Leica SL2

Overview
- Maker: Leica
- Type: Mirrorless full-frame system camera

Lens
- Lens mount: Leica L mount

Sensor/medium
- Sensor type: CMOS
- Sensor size: 36 mm × 24 mm (1.42 in × 0.94 in)
- Sensor maker: Nuvoton (ex Panasonic)
- Maximum resolution: 8368 x 5584 (47.3 MP)
- Film speed: 50 to 50000
- Recording medium: DNG: 8368 x 5584 pixels (46.7 MP) JPG: 8368 x 5584 pixels (46.7 MP), 6000 x 4000 pixels (24 MP), 4272 x 2848 pixels (12 MP)
- Storage media: UHS-II (recommended), UHS-I, SD/SDHC/SDXC memory card

Focusing
- Focus modes: Smart AF (autonomously selects AFs and AFc), AFs (picture taken only after successful focusing), AFc (picture can be taken at any time), AF setting can be saved

Exposure/metering
- Exposure: TTL (‚Through The Lens‘ exposure metering)

Flash
- Flash: Built-in hot shoe

Shutter
- Shutter speeds: 30 s to 1/8000
- Continuous shooting: 20 fps

Viewfinder
- Viewfinder: Resolution: 5,760,000 dots, 120 fps
- Viewfinder magnification: 0.78 x
- Frame coverage: 100%

Image processing
- White balance: Yes

General
- Video recording: MOV 5K: 29.97 fps, 25 fps, 23.98 fps / MOV C4K: 59.94 fps, 50 fps, 29.97 fps, 25 fps, 24 fps / MOV 4K: 59.94 fps, 50 fps, 29.97 fps, 25 fps, 23.98 fps / MOV FHD: 180 fps, 150 fps, 120 fps, 100 fps, 59.94 fps, 50 fps, 29.97 fps, 25 fps, 23.98 fps / MP4 4 K: 59.94 fps, 50 fps, 29.97 fps, 25 fps, 23.98 fps / MP4 FHD: 180 fps, 150 fps, 120 fps, 100 fps, 59.94 fps, 50 fps, 29.97 fps, 25 fps, 23.98 fps
- LCD screen: 3.2“ inches with 2,100,000 dots
- Dimensions: 146 mm × 107 mm × 42 mm (5.7 in × 4.2 in × 1.7 in)
- Weight: 825 g (29.1 oz)
- Made in: Germany

= Leica SL2 =

2019 full-frame mirrorless camera

The Leica SL2 is a full-frame mirrorless interchangeable-lens camera released by Leica Camera on 6 November 2019. The camera uses the Leica L-Mount lenses range and is part of the L-Mount Alliance of camera bodies that Leica co-developed with Panasonic and Sigma.

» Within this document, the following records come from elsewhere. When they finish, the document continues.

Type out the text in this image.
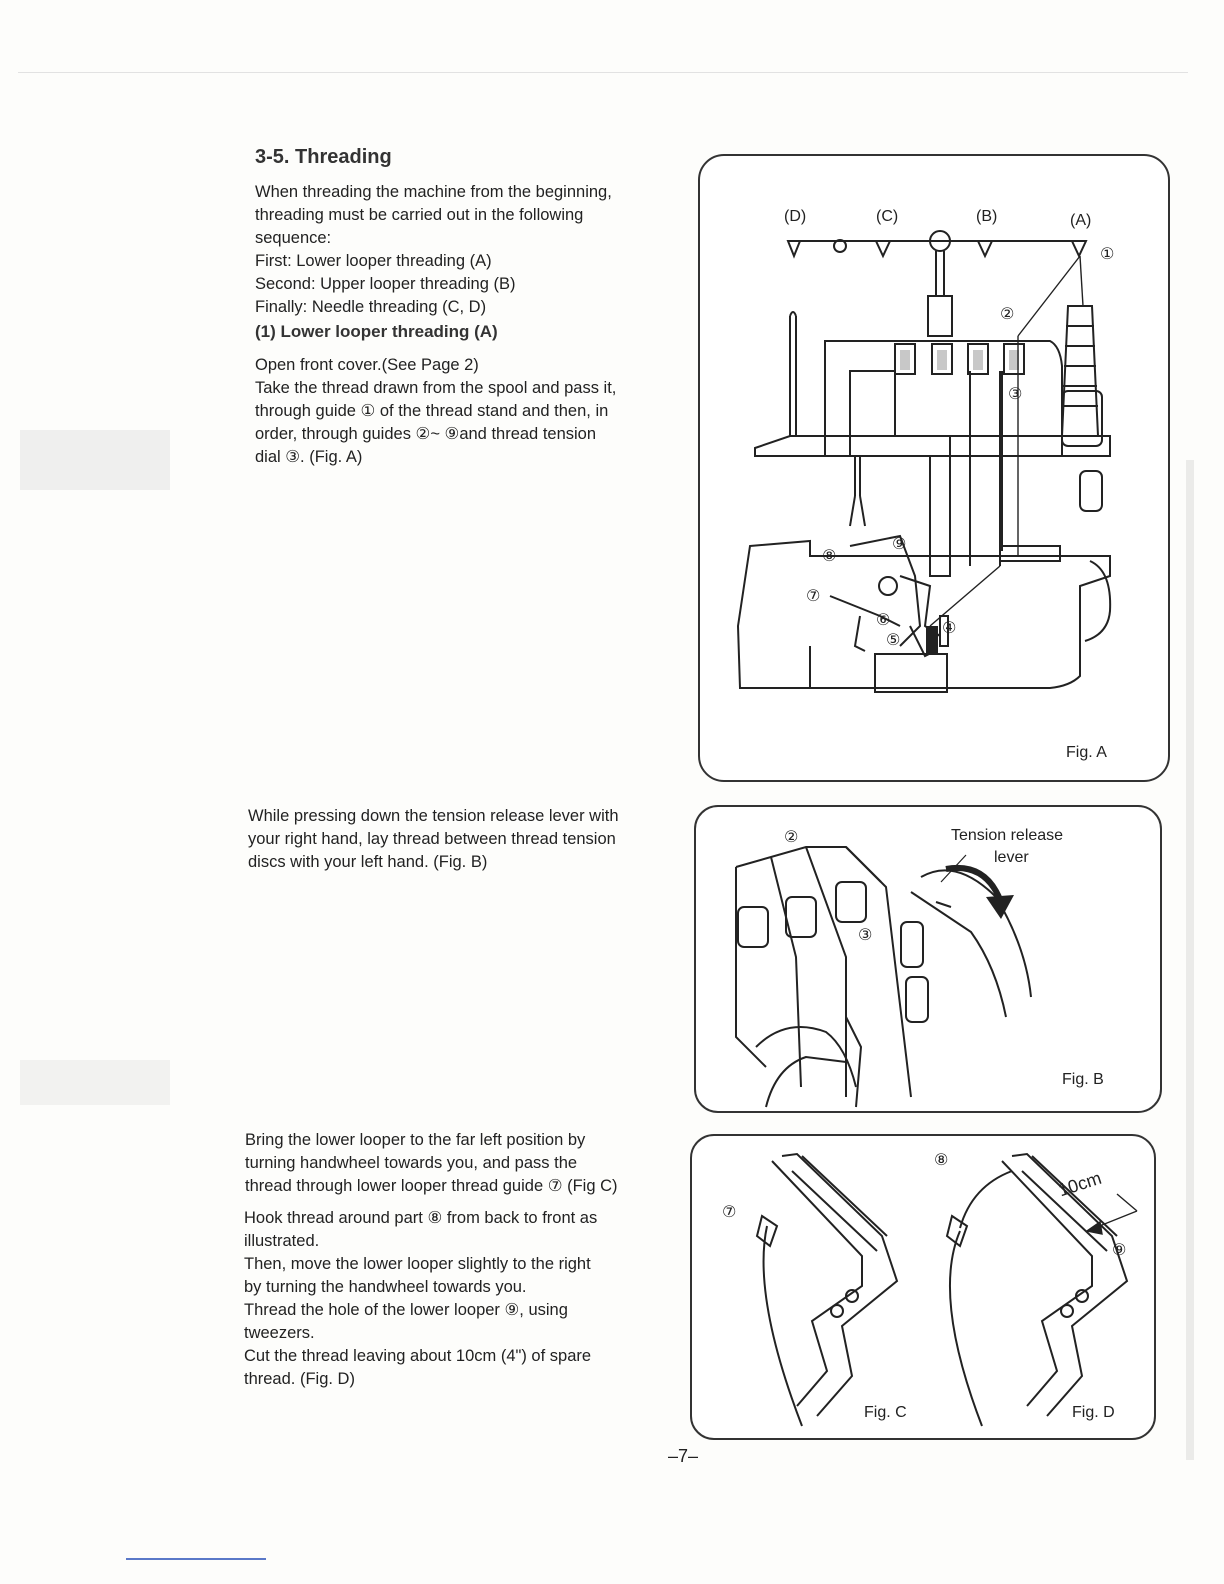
3-5. Threading

When threading the machine from the beginning,

threading must be carried out in the following

sequence:

First: Lower looper threading (A)

Second: Upper looper threading (B)

Finally: Needle threading (C, D)

(1) Lower looper threading (A)

Open front cover.(See Page 2)

Take the thread drawn from the spool and pass it,

through guide ① of the thread stand and then, in

order, through guides ②~ ⑨and thread tension

dial ③. (Fig. A)

While pressing down the tension release lever with

your right hand, lay thread between thread tension

discs with your left hand. (Fig. B)

Bring the lower looper to the far left position by

turning handwheel towards you, and pass the

thread through lower looper thread guide ⑦ (Fig C)

Hook thread around part ⑧ from back to front as

illustrated.

Then, move the lower looper slightly to the right

by turning the handwheel towards you.

Thread the hole of the lower looper ⑨, using

tweezers.

Cut the thread leaving about 10cm (4") of spare

thread. (Fig. D)

(D)	(C)	(B)	(A)
①
②
③
④
⑤
⑥
⑦
⑧
⑨
Fig. A
②
③
Tension release
lever
Fig. B
⑦
⑧
⑨
10cm
Fig. C	Fig. D
–7–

The camera has 47 MP full frame CMOS sensor with sensor-shift image stabilization built into the camera. With this technology the camera can move the sensor in order to produce 187 MP images. The Leica SL2 succeeded the Leica SL (Typ 601). The camera's body has been completely redesigned, with altered ergonomics, new buttons and touchscreen. The camera's touchscreen liquid-crystal display is now 3.2" in size with 2.1 million dots, while the electronic viewfinder's resolution has been boosted to 5.76 million dots. The new Maestro III processor allows for faster AF than its predecessor as well as 20 fps burst shooting with the electronic shutter or 10 fps with the mechanical shutter. The camera has two SD card slots, both of which are compatible with high-speed UHS-II media. The camera has earned the IP54 rating for weather-sealing. The Leica SL2 can also capture DCI and UHD 4K resolution video at 60 frames/sec and up to 180 fps in Full HD mode. When placed into 'Cine' mode, the terminology and displays on the SL2 become video-specific. The Leica SL2 has both microphone and headphone sockets, as well as a full-size HDMI port. The successor to the Leica SL2 is the Leica SL2-S, which features a 24-megapixel sensor, diversifying the SL range with a focus on sensitivity and speed.